Además, Chávez sobrevivió a un intento de golpe militar que lo sacó dos días del poder en abril de 2002, y Maduro ha enfrentado grandes manifestaciones, saldadas con decenas de muertos, y el hecho inédito de que desde enero, el presidente de la Asamblea Legislativa, Juan Guaidó, se autoproclamó presidente encargado y fue reconocido por más de 50 gobiernos, que consideran ilegal los comicios de 2018 en que se reeligió a Maduro.
Esas turbulencias políticas tienen como sustrato que América Latina es la región más desigual y más violenta del mundo. Coincide también con la mayor concentración de catolicismo y de un vertiginoso incremento de iglesias evangélicas, pero es difícil establecer relaciones de causa y efecto con la religión.
De todas maneras es visible el vínculo de las fuerzas de extrema derecha, que ascendieron al poder en Brasil y son protagonistas en la rebelión boliviana, con el fundamentalismo religioso.
En Brasil el presidente Jair Bolsonaro adoptó la consigna “Brasil por encima de todo, Dios por encima de todos” y se alió estrechamente con evangélicos radicalmente conservadores.

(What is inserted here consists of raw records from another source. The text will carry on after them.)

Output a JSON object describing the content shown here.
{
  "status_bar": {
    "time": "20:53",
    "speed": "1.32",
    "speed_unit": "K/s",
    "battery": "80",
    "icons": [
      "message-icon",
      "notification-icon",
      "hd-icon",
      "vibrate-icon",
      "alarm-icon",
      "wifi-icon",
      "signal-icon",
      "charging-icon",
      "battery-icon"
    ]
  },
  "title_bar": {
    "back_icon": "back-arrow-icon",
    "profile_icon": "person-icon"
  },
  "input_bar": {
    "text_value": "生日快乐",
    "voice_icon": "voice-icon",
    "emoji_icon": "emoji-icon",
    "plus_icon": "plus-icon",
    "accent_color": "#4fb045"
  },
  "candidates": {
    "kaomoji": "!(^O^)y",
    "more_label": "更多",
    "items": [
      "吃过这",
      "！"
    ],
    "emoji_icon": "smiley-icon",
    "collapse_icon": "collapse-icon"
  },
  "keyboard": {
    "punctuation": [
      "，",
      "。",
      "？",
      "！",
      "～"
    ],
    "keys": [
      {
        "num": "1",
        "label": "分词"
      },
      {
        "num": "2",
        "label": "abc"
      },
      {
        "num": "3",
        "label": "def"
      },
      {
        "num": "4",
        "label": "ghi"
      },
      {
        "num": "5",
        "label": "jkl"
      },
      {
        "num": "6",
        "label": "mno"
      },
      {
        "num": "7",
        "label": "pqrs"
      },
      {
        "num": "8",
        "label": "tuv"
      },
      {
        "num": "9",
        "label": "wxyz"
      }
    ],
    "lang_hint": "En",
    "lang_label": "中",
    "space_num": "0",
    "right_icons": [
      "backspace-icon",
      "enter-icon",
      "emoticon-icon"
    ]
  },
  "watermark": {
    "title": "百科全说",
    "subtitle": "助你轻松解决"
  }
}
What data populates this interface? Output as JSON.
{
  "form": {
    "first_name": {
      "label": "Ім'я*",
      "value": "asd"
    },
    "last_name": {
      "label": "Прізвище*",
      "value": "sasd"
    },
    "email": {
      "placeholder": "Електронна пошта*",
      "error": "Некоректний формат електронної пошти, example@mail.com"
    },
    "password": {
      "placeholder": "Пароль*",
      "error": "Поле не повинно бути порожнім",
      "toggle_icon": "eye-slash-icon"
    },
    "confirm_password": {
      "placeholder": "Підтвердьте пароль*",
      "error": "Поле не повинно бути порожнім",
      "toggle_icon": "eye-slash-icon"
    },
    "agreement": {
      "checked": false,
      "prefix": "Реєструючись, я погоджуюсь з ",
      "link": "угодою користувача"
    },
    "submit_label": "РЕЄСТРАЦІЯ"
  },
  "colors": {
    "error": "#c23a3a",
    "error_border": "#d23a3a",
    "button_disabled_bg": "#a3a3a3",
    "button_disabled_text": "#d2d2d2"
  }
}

En Bolivia, el principal líder de la sublevación popular, Luis Fernando Camacho, presidente del Comité Cívico de Santa Cruz de la Sierra, y la presidenta interina, Jeanine Añez, son católicos fervorosos y usan la Biblia como arma, mientras han tenido duras expresiones contra la población indígena y sus religiosidades ancestrales, en un país de gran diversidad étnica.